The top seven U.S. cable operators now have 62 million telephony-ready homes, or 66% of the number of homes passed by their networks, Merrill Lynch estimated, and in aggregate, 60% of U.S. homes could get phone service from their cable company.
“With AT&T effectively delaying Project Lightspeed--awaiting [high-definition television] capability--cable’s trajectory looks very positive,” Merrill Lynch wrote.
Cable modem subscriber growth was also stronger than expected in the second quarter, reaching nearly 25% of the homes passed by major operators.
Meanwhile, access line loss among Bell companies began shifting from secondary lines to primary lines in the second quarter, Merrill Lynch wrote. Verizon Communications’ residential lines were down 9.5% from a year earlier, AT&T’s were down nearly 8%, and Qwest Communications’ were down nearly 6%. Business line loss swelled from an average of 2.6% in the first quarter to 3.1% in the second quarter.
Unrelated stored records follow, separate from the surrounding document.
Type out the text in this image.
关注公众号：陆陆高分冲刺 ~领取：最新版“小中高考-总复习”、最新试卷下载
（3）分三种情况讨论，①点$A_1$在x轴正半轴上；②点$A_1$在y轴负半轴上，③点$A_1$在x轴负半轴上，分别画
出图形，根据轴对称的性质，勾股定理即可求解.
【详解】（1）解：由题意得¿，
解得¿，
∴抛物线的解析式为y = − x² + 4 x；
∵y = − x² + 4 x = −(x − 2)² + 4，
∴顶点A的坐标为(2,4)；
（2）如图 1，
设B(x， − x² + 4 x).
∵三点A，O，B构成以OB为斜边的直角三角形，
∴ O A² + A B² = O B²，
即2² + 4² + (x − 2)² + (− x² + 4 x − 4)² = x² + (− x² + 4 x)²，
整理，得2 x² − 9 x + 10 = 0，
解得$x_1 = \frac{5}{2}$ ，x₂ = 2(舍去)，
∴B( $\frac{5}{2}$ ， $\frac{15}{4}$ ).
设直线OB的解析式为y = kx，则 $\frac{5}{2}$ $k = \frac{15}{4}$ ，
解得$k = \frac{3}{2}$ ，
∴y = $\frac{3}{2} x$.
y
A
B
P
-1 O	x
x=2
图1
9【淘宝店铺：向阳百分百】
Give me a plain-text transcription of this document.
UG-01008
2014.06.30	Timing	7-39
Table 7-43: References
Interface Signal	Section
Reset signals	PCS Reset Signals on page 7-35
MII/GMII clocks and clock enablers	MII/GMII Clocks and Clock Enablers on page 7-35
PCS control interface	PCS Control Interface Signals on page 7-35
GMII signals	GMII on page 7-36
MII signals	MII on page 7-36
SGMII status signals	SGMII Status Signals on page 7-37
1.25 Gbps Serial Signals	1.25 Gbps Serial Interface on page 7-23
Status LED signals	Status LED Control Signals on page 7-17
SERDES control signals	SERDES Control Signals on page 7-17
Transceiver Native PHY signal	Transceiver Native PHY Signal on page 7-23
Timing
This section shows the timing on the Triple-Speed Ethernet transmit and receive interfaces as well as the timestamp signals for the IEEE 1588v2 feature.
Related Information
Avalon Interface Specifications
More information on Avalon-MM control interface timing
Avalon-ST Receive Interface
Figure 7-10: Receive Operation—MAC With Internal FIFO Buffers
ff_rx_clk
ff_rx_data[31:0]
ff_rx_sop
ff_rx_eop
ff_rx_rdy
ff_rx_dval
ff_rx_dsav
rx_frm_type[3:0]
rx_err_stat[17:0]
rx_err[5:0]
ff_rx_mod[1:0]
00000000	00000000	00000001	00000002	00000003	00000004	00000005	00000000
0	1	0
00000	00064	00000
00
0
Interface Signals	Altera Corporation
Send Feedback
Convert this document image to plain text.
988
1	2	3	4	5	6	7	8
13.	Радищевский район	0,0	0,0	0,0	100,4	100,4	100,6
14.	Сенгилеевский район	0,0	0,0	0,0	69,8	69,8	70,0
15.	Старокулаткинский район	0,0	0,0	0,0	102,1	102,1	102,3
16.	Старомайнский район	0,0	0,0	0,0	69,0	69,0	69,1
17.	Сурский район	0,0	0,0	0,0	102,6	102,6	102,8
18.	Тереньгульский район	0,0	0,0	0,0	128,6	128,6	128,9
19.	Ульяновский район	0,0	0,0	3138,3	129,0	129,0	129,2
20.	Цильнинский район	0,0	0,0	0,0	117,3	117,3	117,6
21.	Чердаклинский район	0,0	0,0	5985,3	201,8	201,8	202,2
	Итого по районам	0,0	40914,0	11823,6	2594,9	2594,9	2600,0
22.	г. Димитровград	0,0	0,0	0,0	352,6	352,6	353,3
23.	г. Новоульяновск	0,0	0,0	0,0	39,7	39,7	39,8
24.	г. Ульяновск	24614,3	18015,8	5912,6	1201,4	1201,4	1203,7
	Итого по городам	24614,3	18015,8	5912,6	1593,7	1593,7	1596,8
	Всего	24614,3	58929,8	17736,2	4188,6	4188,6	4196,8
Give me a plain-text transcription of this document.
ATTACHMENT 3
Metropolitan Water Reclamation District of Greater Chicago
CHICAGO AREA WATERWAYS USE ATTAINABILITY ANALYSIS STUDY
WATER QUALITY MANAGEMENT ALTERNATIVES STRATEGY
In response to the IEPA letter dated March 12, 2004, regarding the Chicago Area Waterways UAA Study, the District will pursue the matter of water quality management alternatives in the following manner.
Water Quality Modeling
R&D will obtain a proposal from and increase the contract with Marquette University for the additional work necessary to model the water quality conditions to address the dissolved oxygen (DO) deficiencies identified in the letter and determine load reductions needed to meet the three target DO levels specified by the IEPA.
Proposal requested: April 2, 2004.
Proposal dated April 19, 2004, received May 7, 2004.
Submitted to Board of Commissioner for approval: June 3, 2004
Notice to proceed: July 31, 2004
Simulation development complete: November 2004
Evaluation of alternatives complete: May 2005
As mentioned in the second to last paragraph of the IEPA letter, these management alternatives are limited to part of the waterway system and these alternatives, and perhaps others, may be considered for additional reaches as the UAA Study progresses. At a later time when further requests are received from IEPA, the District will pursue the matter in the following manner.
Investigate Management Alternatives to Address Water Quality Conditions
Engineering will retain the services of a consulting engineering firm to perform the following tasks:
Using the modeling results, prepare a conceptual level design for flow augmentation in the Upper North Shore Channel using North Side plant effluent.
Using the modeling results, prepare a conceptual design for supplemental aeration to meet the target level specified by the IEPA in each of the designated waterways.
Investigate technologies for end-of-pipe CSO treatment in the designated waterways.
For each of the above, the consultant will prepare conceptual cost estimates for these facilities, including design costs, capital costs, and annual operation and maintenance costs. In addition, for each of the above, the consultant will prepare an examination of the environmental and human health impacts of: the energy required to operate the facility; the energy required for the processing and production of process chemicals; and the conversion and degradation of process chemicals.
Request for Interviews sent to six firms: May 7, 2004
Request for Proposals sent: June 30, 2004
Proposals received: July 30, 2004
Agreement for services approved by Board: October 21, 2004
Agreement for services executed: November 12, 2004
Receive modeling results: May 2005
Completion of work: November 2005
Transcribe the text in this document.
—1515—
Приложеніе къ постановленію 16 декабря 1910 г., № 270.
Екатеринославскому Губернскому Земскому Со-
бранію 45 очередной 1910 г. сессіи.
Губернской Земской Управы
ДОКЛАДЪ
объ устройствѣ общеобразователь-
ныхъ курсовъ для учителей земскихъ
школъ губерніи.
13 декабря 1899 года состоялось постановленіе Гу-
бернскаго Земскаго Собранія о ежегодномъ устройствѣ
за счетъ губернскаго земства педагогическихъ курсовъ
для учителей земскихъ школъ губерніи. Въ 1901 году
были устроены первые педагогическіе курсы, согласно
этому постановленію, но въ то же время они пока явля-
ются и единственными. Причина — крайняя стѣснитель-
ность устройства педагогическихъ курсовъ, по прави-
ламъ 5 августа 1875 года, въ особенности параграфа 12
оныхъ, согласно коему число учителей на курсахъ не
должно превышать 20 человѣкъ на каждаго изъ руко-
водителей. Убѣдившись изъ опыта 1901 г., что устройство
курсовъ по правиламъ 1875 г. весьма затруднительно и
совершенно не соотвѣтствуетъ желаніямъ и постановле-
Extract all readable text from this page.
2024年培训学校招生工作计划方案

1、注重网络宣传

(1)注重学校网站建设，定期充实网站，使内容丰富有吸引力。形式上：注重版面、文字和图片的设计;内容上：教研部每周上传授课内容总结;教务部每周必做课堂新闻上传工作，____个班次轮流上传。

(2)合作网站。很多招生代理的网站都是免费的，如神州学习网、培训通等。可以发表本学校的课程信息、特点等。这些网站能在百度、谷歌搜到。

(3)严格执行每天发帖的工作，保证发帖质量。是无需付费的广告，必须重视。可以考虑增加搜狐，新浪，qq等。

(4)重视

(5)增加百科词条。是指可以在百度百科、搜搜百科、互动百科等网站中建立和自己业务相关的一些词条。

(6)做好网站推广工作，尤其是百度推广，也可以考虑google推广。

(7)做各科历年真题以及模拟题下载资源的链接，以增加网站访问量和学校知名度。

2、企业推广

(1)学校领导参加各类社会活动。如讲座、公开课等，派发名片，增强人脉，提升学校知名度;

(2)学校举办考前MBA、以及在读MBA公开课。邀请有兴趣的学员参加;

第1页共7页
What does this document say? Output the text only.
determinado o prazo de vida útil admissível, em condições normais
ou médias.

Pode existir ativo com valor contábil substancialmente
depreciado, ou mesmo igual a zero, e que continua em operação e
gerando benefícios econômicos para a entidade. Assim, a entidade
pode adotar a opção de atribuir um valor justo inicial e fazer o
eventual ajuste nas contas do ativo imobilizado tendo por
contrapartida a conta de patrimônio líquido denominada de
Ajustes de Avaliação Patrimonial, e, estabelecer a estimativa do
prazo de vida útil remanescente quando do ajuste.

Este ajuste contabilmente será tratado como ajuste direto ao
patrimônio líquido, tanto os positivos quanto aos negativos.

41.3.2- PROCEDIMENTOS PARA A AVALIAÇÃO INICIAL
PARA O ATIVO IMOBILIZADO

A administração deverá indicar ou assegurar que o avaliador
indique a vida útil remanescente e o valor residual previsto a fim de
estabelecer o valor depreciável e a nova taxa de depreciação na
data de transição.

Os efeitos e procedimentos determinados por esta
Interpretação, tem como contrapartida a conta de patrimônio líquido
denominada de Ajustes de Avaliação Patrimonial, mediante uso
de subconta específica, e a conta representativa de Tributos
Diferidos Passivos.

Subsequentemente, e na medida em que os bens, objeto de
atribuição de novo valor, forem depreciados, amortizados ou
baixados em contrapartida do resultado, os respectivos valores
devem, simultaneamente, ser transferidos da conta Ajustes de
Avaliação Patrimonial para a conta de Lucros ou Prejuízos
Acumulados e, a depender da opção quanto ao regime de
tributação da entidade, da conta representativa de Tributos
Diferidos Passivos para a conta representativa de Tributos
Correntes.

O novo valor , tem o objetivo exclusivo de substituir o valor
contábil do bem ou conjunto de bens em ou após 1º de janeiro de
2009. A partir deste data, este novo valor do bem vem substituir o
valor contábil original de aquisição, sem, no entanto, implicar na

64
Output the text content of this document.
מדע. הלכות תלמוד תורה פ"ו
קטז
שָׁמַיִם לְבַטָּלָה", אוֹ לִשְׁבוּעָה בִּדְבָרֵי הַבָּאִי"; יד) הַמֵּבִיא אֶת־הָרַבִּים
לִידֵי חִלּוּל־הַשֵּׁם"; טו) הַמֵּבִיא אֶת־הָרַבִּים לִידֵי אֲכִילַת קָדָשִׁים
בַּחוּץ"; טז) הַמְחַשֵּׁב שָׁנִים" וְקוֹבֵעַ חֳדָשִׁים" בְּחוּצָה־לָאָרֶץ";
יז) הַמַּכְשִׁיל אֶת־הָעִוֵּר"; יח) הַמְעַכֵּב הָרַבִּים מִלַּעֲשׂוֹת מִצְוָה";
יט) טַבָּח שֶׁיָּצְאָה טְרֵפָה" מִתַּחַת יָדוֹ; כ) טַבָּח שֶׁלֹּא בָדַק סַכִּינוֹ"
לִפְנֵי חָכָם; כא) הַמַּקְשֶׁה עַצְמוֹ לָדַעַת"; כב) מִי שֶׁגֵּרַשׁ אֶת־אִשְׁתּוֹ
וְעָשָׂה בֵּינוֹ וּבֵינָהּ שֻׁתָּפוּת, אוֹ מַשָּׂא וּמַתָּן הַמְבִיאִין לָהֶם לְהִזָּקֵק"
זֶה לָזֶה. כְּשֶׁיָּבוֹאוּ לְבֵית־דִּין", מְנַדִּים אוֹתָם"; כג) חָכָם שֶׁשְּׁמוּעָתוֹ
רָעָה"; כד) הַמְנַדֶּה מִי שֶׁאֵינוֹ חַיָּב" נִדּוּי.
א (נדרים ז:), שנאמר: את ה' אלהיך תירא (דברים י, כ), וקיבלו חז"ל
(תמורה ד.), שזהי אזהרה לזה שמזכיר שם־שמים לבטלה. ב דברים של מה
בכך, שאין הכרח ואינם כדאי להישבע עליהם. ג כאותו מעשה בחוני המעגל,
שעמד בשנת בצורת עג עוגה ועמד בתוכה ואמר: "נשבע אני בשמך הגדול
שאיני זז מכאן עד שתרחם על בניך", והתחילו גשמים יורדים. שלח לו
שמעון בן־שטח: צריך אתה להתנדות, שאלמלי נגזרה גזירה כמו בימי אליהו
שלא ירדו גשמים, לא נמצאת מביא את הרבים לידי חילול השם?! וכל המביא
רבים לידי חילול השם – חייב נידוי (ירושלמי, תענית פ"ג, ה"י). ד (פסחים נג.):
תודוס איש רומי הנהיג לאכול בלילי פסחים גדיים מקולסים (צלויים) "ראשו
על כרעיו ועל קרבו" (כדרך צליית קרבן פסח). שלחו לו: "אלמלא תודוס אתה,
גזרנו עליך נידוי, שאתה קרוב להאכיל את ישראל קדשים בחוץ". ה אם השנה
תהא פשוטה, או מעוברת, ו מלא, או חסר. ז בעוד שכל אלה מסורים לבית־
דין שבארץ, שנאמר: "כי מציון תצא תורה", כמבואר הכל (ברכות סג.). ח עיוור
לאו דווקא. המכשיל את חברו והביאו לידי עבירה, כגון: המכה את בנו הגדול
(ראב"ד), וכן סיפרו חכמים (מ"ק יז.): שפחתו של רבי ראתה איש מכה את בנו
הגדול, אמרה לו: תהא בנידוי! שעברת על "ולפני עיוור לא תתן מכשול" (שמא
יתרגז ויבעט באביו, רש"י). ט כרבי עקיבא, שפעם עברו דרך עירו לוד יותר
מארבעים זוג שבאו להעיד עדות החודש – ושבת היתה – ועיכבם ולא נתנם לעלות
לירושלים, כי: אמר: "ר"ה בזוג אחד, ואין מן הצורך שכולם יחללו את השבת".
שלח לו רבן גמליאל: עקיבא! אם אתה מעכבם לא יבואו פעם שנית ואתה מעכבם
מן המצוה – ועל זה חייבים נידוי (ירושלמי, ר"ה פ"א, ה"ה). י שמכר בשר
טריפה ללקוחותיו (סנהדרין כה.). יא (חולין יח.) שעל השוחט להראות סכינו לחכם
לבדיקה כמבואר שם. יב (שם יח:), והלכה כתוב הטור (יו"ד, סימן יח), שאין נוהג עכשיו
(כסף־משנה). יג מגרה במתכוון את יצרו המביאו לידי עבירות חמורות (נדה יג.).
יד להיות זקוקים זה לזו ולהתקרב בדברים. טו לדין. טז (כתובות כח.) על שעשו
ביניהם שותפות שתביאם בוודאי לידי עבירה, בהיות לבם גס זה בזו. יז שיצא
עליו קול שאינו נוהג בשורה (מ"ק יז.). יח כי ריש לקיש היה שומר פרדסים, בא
Though Bell company wireline revenue was down nearly 4% in the second quarter from a year earlier, cost-cutting efforts allowed the Bells to report earnings before interest, taxes, depreciation and amortization margins of 30.5%.
“In general, [Bell] margin performance was better than expected, reflecting successful cost-cutting and merger integration,” Merrill Lynch wrote.
Merrill Lynch’s note comes the same month that an analysis by CableLabs, a cable industry research consortium, suggested it might be cheaper for cable operators to deploy fiber-to-the-home than to upgrade their existing networks as necessary to compete against the Bell companies in the long term. When the Wall Street Journal reported CableLabs’ conclusions earlier this month, however, major cable company executives said they disagreed with that assertion.